On February 21, the Department of Labor (DOL) issued a final rule concerning the H-2B temporary guest worker program. This final rule will make significant changes to the way the H-2B program operates for all employers including those in the horse industry. This new rule will go into effect on April 23, 2012.
The AHC in conjunction with a broad coalition of H-2B users has opposed implementation of this new H-2B rule. The AHC believes this new rule will make the H-2B program even more costly and burdensome for employers who are forced to use the program.
The H-2B program is used by members of the horse industry, principally horse trainers and owners who cannot find American workers to fill semi-skilled jobs at racetracks, horse shows, fairs and in similar non-agricultural activities.
Previously, in January 2009 the Bush Administration issued a new rule governing the H-2B program. That rule made major changes to the H-2B program by implementing an "attestation-based" labor process in place of the previous "labor certification" process. This change among others was intended to make the H-2B program more usable and efficient while still providing protections for American and foreign workers.
However, the Obama Administration did not believe the 2009 rule provided adequate protections for American or foreign workers and on March 18, 2011 the DOL issued a new proposed rule concerning the H-2B program temporary guest worker program.
The AHC opposed the proposed rule and submitted comments detailing its concerns.
The final rule will make significant changes to the H-2B program and will roll back many of the positive provisions of the 2009 rule. Along with other changes the new rule will:
- Require an employer to pay for inbound travel, including daily subsistence expenses, for workers who complete 50% of the job order, and outbound travel, including daily subsistence expenses, for workers who work until the end of the job order or are dismissed early.
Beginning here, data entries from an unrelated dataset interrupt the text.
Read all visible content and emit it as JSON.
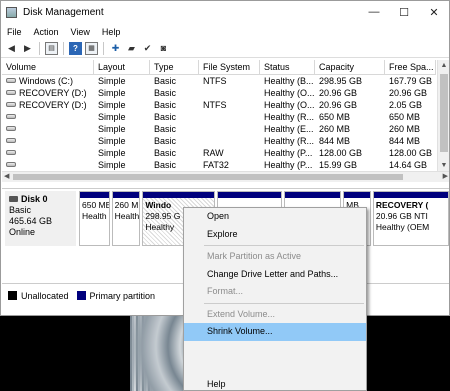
{
  "window": {
    "title": "Disk Management",
    "controls": {
      "minimize": "—",
      "maximize": "☐",
      "close": "✕"
    }
  },
  "menu": {
    "items": [
      "File",
      "Action",
      "View",
      "Help"
    ]
  },
  "toolbar": {
    "icons": [
      "back-arrow-icon",
      "forward-arrow-icon",
      "disk-list-icon",
      "help-icon",
      "properties-icon",
      "settings-icon",
      "folder-open-icon",
      "disk-check-icon",
      "disk-refresh-icon"
    ],
    "help_label": "?"
  },
  "volume_table": {
    "columns": [
      "Volume",
      "Layout",
      "Type",
      "File System",
      "Status",
      "Capacity",
      "Free Spa..."
    ],
    "rows": [
      [
        "Windows (C:)",
        "Simple",
        "Basic",
        "NTFS",
        "Healthy (B...",
        "298.95 GB",
        "167.79 GB"
      ],
      [
        "RECOVERY (D:)",
        "Simple",
        "Basic",
        "",
        "Healthy (O...",
        "20.96 GB",
        "20.96 GB"
      ],
      [
        "RECOVERY (D:)",
        "Simple",
        "Basic",
        "NTFS",
        "Healthy (O...",
        "20.96 GB",
        "2.05 GB"
      ],
      [
        "",
        "Simple",
        "Basic",
        "",
        "Healthy (R...",
        "650 MB",
        "650 MB"
      ],
      [
        "",
        "Simple",
        "Basic",
        "",
        "Healthy (E...",
        "260 MB",
        "260 MB"
      ],
      [
        "",
        "Simple",
        "Basic",
        "",
        "Healthy (R...",
        "844 MB",
        "844 MB"
      ],
      [
        "",
        "Simple",
        "Basic",
        "RAW",
        "Healthy (P...",
        "128.00 GB",
        "128.00 GB"
      ],
      [
        "",
        "Simple",
        "Basic",
        "FAT32",
        "Healthy (P...",
        "15.99 GB",
        "14.64 GB"
      ]
    ]
  },
  "disk": {
    "name": "Disk 0",
    "type": "Basic",
    "size": "465.64 GB",
    "status": "Online"
  },
  "partitions": [
    {
      "line1": "650 ME",
      "line2": "Health"
    },
    {
      "line1": "260 M",
      "line2": "Health"
    },
    {
      "line1": "Windo",
      "line2": "298.95 G",
      "line3": "Healthy"
    },
    {
      "line1": "",
      "line2": "",
      "line3": ""
    },
    {
      "line1": "",
      "line2": "",
      "line3": ""
    },
    {
      "line1": "MB",
      "line2": "ealth"
    },
    {
      "line1": "RECOVERY  (",
      "line2": "20.96 GB NTI",
      "line3": "Healthy (OEM"
    }
  ],
  "legend": {
    "items": [
      {
        "label": "Unallocated",
        "color": "#000000"
      },
      {
        "label": "Primary partition",
        "color": "#00007d"
      }
    ]
  },
  "context_menu": {
    "items": [
      {
        "label": "Open",
        "disabled": false
      },
      {
        "label": "Explore",
        "disabled": false
      },
      {
        "separator": true
      },
      {
        "label": "Mark Partition as Active",
        "disabled": true
      },
      {
        "label": "Change Drive Letter and Paths...",
        "disabled": false
      },
      {
        "label": "Format...",
        "disabled": true
      },
      {
        "separator": true
      },
      {
        "label": "Extend Volume...",
        "disabled": true
      },
      {
        "label": "Shrink Volume...",
        "disabled": false,
        "highlighted": true
      },
      {
        "label": "Help",
        "disabled": false
      }
    ]
  },
  "colors": {
    "primary_partition": "#00007d",
    "menu_highlight": "#91c9f7"
  }
}
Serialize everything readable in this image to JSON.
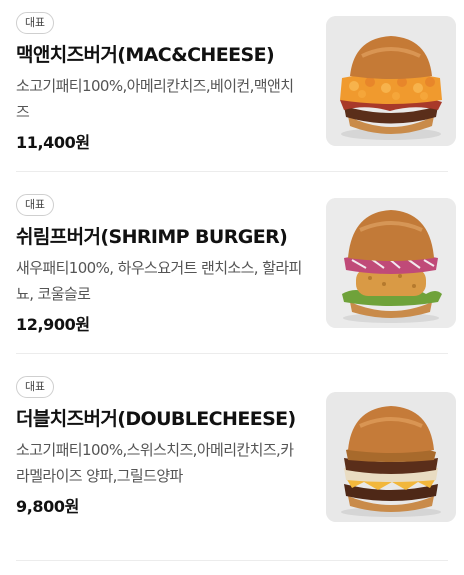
{
  "menu_items": [
    {
      "badge": "대표",
      "name": "맥앤치즈버거(MAC&CHEESE)",
      "description": "소고기패티100%,아메리칸치즈,베이컨,맥앤치즈",
      "price": "11,400원",
      "image_icon": "burger-mac-and-cheese-photo"
    },
    {
      "badge": "대표",
      "name": "쉬림프버거(SHRIMP BURGER)",
      "description": "새우패티100%, 하우스요거트 랜치소스, 할라피뇨, 코울슬로",
      "price": "12,900원",
      "image_icon": "burger-shrimp-photo"
    },
    {
      "badge": "대표",
      "name": "더블치즈버거(DOUBLECHEESE)",
      "description": "소고기패티100%,스위스치즈,아메리칸치즈,카라멜라이즈 양파,그릴드양파",
      "price": "9,800원",
      "image_icon": "burger-double-cheese-photo"
    }
  ]
}
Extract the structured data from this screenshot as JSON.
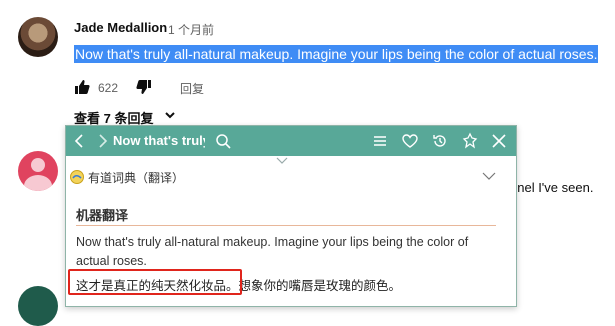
{
  "comment": {
    "author": "Jade Medallion",
    "time": "1 个月前",
    "text": "Now that's truly all-natural makeup. Imagine your lips being the color of actual roses.",
    "like_count": "622",
    "reply_label": "回复",
    "view_replies_label": "查看 7 条回复"
  },
  "behind_text": "nnel I've seen.",
  "popup": {
    "query": "Now that's truly",
    "dictionary_label": "有道词典（翻译）",
    "section_heading": "机器翻译",
    "source_text": "Now that's truly all-natural makeup. Imagine your lips being the color of actual roses.",
    "translation": "这才是真正的纯天然化妆品。想象你的嘴唇是玫瑰的颜色。",
    "colors": {
      "toolbar": "#58a898",
      "highlight_box": "#e0251c",
      "selection": "#3f8cf5"
    }
  }
}
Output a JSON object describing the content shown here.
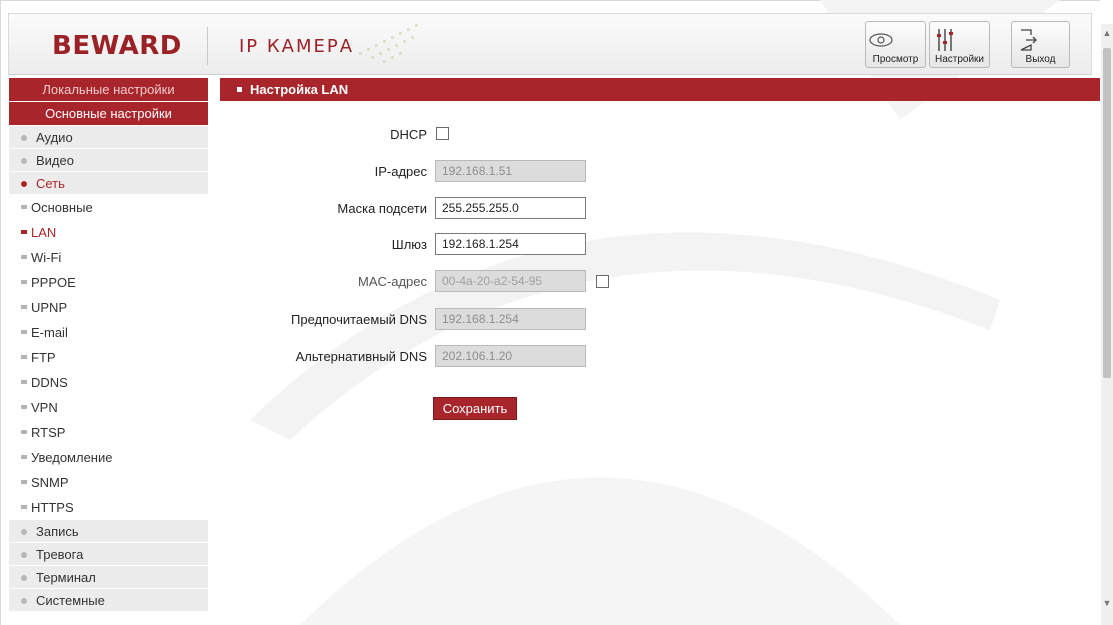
{
  "header": {
    "logo": "BEWARD",
    "product": "IP КАМЕРА",
    "buttons": {
      "view": "Просмотр",
      "settings": "Настройки",
      "exit": "Выход"
    }
  },
  "sidebar": {
    "local": "Локальные настройки",
    "basic": "Основные настройки",
    "items_top": [
      "Аудио",
      "Видео",
      "Сеть"
    ],
    "sub": [
      "Основные",
      "LAN",
      "Wi-Fi",
      "PPPOE",
      "UPNP",
      "E-mail",
      "FTP",
      "DDNS",
      "VPN",
      "RTSP",
      "Уведомление",
      "SNMP",
      "HTTPS"
    ],
    "items_bottom": [
      "Запись",
      "Тревога",
      "Терминал",
      "Системные"
    ],
    "active_item": "Сеть",
    "active_sub": "LAN"
  },
  "panel": {
    "title": "Настройка LAN",
    "dhcp_label": "DHCP",
    "dhcp_checked": false,
    "ip_label": "IP-адрес",
    "ip_value": "192.168.1.51",
    "mask_label": "Маска подсети",
    "mask_value": "255.255.255.0",
    "gateway_label": "Шлюз",
    "gateway_value": "192.168.1.254",
    "mac_label": "MAC-адрес",
    "mac_value": "00-4a-20-a2-54-95",
    "dns1_label": "Предпочитаемый DNS",
    "dns1_value": "192.168.1.254",
    "dns2_label": "Альтернативный DNS",
    "dns2_value": "202.106.1.20",
    "save": "Сохранить"
  },
  "colors": {
    "accent": "#a8262b",
    "sidebar_bg": "#ececec"
  }
}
- Extend H-2B program benefits to American "corresponding workers" employed alongside H-2B workers such as reimbursement of certain transportation costs and other benefits. (Corresponding workers are defined as American non-H-2B workers employed by an employer that has a certified application who performs either substantially the same work included in the job order or substantially the same work performed by the H-2B workers.)
- Require employers to provide documentation that they have taken appropriate steps to recruit U.S. workers, rather than permitting employers to attest to such compliance.
- Increase the amount of time employers must try to recruit U.S. workers.
- Give the DOL's Wage and Hour Division independent debarment authority. Prohibit, job contractors from using the program.
- Define temporary need as 9 months. Under the 2009 rule it was 10 months.
- Define full time employment as 35 hours a week. Under the 2009 rule it was 30 hours.
This final rule is very complex and technical. The AHC encourages employers who use the H-2B program to contact qualified individuals to ensure they are in compliance when the new rule goes into effect on April 23.
Congressman Rodney Alexander has introduced a resolution expressing Congressional disapproval of the DOL rule (H.J.RES.104). The AHC urges users of the H-2B program to contact their members of Congress and ask them to become co-sponsors of this resolution.